The Transportation Authority of Marin (TAM) has placed Measure AA, a 0.5 % sales tax for transportation on the November ballot. The measure would replace the existing Measure A that voters approved in 2004. Measure AA would run for 30 years before the voters would be asked to approve a subsequent measure.
Marin is facing a transportation crisis: traffic congestion keeps getting worse while greenhouse gas emissions from motor vehicles keep getting higher. TRANSDEF opposes Measure AA because the measure doesn’t even acknowledge there is a crisis. Instead, the measure offers a Business as Usual collection of the programs and projects of the past. It is “more of the same.”
The measure claims it will reduce congestion. While the highway projects proposed by AA may have an effect on localized congestion, nothing in the measure is going to change the ever-increasing numbers of cars on the roads. Traffic will continue to get worse, as a result.
Transportation is in a state of tremendous technological change. Measure AA recognizes this change, tasking TAM’s Board with periodically reassessing the needs of the County. It would initiate procedures for changing where taxes get spent.
Based on recent history, TRANSDEF is unwilling to trust the TAM Board to steer the course for the next three decades. TAM spent a great deal of time and money preparing a so-called Strategic Vision Plan. The adopted plan, however, offered no actual vision, other than raising more money. It was highly self-congratulatory, calling out TAM’s successes.

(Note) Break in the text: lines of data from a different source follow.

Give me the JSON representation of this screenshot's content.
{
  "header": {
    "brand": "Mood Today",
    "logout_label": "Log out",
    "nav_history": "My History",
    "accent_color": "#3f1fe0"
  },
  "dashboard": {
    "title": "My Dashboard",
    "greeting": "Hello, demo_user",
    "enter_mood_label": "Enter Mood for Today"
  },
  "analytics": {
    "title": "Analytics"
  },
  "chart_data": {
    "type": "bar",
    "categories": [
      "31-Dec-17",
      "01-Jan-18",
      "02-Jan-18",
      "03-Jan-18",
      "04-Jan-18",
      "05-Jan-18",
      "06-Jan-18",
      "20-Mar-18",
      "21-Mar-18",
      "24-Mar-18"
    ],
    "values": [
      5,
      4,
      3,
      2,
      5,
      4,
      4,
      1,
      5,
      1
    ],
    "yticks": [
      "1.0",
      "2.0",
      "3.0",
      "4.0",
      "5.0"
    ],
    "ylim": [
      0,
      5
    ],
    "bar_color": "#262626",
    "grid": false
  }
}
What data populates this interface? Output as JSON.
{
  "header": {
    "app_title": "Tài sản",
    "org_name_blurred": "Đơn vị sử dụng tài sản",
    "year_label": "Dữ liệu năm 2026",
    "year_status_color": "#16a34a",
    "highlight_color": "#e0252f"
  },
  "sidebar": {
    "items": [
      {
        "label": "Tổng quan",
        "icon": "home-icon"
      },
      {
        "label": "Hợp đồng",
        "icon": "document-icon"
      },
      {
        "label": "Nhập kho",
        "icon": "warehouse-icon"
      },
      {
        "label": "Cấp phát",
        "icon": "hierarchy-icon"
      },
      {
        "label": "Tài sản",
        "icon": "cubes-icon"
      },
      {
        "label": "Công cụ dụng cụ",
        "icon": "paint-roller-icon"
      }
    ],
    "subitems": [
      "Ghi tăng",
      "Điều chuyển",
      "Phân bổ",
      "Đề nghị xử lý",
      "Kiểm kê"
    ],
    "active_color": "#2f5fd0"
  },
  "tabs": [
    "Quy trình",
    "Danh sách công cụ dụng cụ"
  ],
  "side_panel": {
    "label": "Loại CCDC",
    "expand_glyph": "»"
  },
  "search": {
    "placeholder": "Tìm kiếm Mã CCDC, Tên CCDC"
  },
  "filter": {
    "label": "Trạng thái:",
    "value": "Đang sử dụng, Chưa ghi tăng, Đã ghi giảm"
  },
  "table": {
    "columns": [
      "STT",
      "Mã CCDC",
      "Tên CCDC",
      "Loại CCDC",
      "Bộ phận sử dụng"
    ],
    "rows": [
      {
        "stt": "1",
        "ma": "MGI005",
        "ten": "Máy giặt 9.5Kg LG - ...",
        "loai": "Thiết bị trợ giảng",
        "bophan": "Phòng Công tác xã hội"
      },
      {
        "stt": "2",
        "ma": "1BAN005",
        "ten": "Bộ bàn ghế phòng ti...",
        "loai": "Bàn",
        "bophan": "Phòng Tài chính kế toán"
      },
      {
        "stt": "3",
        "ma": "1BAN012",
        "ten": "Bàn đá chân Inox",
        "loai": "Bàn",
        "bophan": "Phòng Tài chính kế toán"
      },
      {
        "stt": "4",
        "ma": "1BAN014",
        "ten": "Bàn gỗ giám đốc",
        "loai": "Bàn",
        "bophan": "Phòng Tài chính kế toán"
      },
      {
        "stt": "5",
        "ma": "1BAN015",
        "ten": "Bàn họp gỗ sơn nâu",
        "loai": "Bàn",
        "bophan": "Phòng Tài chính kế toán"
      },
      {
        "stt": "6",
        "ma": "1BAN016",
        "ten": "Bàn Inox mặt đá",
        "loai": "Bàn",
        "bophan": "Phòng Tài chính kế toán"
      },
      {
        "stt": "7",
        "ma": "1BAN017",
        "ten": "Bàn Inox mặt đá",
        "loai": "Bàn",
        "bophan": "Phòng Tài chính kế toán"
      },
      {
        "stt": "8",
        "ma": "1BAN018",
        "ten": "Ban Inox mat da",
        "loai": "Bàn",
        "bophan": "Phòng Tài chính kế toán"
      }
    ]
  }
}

The Strategic Vision Plan completely failed, however, to address the simultaneous crises of increasing congestion and increasing greenhouse gas emissions. Nor did it offer any quantitative projections for what the proposed projects would accomplish. That made it a wishlist, not a plan. The lack of any adopted strategy for approaching the future makes TAM uniquely unqualified to be asking the public for discretion to spend money as it sees fit, until some day far off in the future.